(AGENPARL) – Roma, 01 settembre 2022 – Egregio Direttore,
prima di tutto La ringrazio per lo spazio che deciderà se riservare alla mia missiva.
Quella che attualmente viviamo, subiamo e che abbiamo prodotto nessuno escluso, è un’epoca socio antropologica nella quale si avverte tutta l’insostenibile pesantezza del vuoto.
Persino priva di disillusione e di disincanto.
Come sosteneva il filosofo e scrittore Denis de Rougemont nel suo libro “L’Amore e l’Occidente” siamo usciti dal Divertissement.
Pertanto disillusi, catapultati fuori dal gioco, da de-ludo.

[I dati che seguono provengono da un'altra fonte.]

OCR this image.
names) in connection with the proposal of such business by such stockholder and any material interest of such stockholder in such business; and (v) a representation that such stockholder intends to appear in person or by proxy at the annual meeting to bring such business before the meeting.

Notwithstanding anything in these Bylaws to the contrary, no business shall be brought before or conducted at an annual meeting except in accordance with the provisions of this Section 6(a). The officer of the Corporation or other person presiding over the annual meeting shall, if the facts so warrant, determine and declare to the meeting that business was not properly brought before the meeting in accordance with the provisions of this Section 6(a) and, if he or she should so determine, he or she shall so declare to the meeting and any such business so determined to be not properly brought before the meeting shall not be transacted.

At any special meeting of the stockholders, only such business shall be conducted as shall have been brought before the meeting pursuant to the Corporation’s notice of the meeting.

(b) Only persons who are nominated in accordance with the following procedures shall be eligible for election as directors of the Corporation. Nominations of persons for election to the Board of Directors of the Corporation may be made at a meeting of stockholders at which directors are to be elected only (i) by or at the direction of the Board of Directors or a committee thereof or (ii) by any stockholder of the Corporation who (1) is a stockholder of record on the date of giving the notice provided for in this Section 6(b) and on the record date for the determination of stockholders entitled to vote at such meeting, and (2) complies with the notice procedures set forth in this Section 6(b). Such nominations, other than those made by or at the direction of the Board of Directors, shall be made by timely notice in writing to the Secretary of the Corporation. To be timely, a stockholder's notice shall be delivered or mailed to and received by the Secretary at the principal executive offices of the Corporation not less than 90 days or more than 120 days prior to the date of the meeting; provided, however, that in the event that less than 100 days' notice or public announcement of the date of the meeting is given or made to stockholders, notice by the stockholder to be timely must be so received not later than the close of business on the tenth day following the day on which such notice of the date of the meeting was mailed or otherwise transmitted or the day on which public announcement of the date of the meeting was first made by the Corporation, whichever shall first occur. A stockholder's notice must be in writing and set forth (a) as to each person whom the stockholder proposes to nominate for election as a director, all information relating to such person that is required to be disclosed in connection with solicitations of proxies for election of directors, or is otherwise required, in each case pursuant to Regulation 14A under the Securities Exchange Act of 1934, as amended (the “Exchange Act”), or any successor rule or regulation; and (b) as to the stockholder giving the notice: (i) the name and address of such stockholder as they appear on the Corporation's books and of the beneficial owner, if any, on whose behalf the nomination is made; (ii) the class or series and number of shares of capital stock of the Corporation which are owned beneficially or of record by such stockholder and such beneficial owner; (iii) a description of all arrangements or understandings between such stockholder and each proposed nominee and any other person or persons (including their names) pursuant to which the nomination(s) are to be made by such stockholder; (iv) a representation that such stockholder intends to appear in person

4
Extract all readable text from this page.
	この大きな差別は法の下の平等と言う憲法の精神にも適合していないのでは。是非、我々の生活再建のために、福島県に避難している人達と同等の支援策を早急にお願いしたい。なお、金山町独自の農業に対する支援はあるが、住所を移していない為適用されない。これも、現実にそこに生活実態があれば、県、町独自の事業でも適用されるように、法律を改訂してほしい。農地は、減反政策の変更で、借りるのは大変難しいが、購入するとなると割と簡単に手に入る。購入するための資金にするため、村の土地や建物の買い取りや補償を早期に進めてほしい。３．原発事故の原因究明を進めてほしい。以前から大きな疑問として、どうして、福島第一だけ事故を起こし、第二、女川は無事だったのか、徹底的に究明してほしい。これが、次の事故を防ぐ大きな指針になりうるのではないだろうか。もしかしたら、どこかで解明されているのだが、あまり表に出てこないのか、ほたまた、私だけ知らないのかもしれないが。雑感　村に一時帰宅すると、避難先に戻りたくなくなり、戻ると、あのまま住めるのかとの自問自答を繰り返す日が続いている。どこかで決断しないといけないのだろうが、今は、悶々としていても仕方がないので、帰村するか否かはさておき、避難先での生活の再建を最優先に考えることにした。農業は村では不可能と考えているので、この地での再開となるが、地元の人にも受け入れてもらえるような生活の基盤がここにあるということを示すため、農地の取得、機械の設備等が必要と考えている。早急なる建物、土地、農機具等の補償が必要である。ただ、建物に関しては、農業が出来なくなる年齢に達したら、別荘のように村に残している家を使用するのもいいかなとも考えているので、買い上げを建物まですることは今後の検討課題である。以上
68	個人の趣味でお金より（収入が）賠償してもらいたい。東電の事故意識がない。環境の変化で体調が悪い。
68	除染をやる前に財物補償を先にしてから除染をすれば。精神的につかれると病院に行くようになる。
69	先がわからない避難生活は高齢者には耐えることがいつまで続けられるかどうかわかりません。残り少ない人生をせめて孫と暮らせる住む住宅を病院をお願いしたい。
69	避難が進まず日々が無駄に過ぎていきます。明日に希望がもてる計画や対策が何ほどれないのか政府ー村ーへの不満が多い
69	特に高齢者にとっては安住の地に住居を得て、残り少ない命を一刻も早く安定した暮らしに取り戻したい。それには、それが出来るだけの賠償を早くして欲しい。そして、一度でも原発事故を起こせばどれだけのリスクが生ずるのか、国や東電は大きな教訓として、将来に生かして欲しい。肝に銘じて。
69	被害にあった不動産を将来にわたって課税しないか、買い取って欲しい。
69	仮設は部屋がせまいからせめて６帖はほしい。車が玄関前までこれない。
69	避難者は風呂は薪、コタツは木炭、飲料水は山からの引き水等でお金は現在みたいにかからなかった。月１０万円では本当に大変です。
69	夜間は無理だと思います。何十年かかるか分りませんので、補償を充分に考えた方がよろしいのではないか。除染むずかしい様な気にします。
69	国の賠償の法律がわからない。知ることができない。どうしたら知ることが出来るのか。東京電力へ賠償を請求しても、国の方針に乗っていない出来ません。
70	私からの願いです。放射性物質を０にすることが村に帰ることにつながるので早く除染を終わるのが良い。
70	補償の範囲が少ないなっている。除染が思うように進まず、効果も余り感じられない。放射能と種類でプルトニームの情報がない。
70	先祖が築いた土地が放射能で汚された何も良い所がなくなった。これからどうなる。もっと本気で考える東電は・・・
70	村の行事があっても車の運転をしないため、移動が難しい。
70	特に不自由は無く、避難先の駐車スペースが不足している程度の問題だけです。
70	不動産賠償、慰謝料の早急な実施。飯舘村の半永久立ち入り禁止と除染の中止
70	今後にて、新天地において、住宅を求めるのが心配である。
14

Ma persino lui si riferiva ad un gioco serio e virtuoso delegando semplicemente la parola alla licenza lirica.
Come cittadina, giornalista e persona che crede fortemente in una informazione chiara e distinta, per dirla con le parole di Cartesio, che a breve sarà chiamata a svolgere il diritto dovere fra i più importanti sanciti dalla nostra Democrazia, esprimo la mia più profonda inquietudine nei confronti di chi svolge ogni tipo di incarico politico, a qualunque livello, che si permetta di scrivere che attendeva la morte di un essere umano per stappare la sua migliore bottiglia.
Ovviamente quel qualcuno è stato un altro uomo politico.
Chiederei, se fosse possibile ed agli organismi preposti un’auspicabile provvedimento nei confronti della persona in questione cui indirizzo la mia lettera che mi auguro vorrà pubblicare: che venga espulso immediatamente non solo dalla sua formazione politica ma da ogni tipo di carica elettiva pubblica, politica o istituzionale.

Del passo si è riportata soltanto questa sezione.